On 10 July 1919, Reg embarked at Suez with his mate Morie, May’s brother Eric McSwain and her uncle Mick, arriving in Fremantle on 4 August 1919 to a huge crowd. Five days later, Reg and May married in West Guildford’s Wesley Church.
Following Reg’s discharge from the AIF, he and May went to the family farm Mount View, near Mount Marshall via Kellerberrin. May, a gently-bred city girl, found it a difficult transition to their mud brick house in the middle of nowhere.
For the next two decades they farmed sheep and wheat, and became parents to four daughters; Betty in 1921, Doreen in 1923, Gwen in 1927, and Lois in 1931. Reg’s daughters remember their father’s old farm horse ‘Dick’, named for his faithful mount lost in Egypt in 1916 and how he ‘lost’ his religion at war, remaining deeply spiritual but needing no church to prove it. They remember a disciplined, sober, thoughtful man who liked routine and order, and his life-long love of art.

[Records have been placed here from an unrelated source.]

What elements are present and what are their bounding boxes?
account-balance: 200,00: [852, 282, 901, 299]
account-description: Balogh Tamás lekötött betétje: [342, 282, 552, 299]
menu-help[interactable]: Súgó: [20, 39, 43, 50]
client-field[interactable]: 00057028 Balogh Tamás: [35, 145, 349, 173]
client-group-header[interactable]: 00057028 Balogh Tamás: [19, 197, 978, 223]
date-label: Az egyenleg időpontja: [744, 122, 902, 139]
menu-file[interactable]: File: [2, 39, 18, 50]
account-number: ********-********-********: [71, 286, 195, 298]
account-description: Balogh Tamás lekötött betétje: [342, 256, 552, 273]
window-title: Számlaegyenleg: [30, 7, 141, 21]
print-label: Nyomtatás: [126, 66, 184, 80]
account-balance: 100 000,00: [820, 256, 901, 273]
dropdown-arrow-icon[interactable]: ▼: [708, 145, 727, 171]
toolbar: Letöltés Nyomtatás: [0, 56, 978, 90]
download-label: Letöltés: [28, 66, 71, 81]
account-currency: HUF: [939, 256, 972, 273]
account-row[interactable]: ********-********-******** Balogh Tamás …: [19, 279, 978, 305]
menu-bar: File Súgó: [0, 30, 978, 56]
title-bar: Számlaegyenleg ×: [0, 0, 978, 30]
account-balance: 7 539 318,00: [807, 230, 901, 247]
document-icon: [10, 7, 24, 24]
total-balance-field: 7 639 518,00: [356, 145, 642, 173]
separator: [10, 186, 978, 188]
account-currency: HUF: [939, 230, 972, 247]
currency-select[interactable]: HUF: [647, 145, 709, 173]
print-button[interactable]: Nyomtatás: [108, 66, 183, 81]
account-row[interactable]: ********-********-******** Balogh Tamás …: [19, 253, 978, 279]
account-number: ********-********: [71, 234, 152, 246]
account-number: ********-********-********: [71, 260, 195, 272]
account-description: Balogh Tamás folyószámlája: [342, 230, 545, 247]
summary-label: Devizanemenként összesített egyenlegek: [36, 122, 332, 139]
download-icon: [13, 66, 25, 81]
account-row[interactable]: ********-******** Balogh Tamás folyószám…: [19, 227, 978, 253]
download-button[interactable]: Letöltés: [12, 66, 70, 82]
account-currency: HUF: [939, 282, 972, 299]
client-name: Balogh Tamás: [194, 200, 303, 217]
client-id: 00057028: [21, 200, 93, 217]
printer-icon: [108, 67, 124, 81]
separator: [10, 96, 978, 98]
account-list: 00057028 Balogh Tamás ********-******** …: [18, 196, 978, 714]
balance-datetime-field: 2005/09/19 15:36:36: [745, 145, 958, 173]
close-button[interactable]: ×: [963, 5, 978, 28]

Farming until the drought of 1940-1941, they then employed a manager and moved to Northam. Reg returned to signwriting with Fred Baseden until, in his late forties, he enlisted to serve on home soil at Northam during WWII.
In the mid-1950s, they retired to Trigg, in Perth, where Reg loved nothing more than sitting in his car, drawing the coast and experimenting with different painting styles and methods.
Reg Walters died on 21 January 1973, aged 81. May survived him by more than a decade. She died in 1984, aged 90.
*In 1911 Reg's father Robert turned his hand to farming and selected land at Mount Marshall via Kellerberrin on the edge of the wheatbelt which, because of its view of Mount Marshall, he named Mount View. It was covered in salmon gums and sandalwood which Robert cleared by hand. The nearby town of Bencubbin, 275 km north east of Perth, was not established until 1917.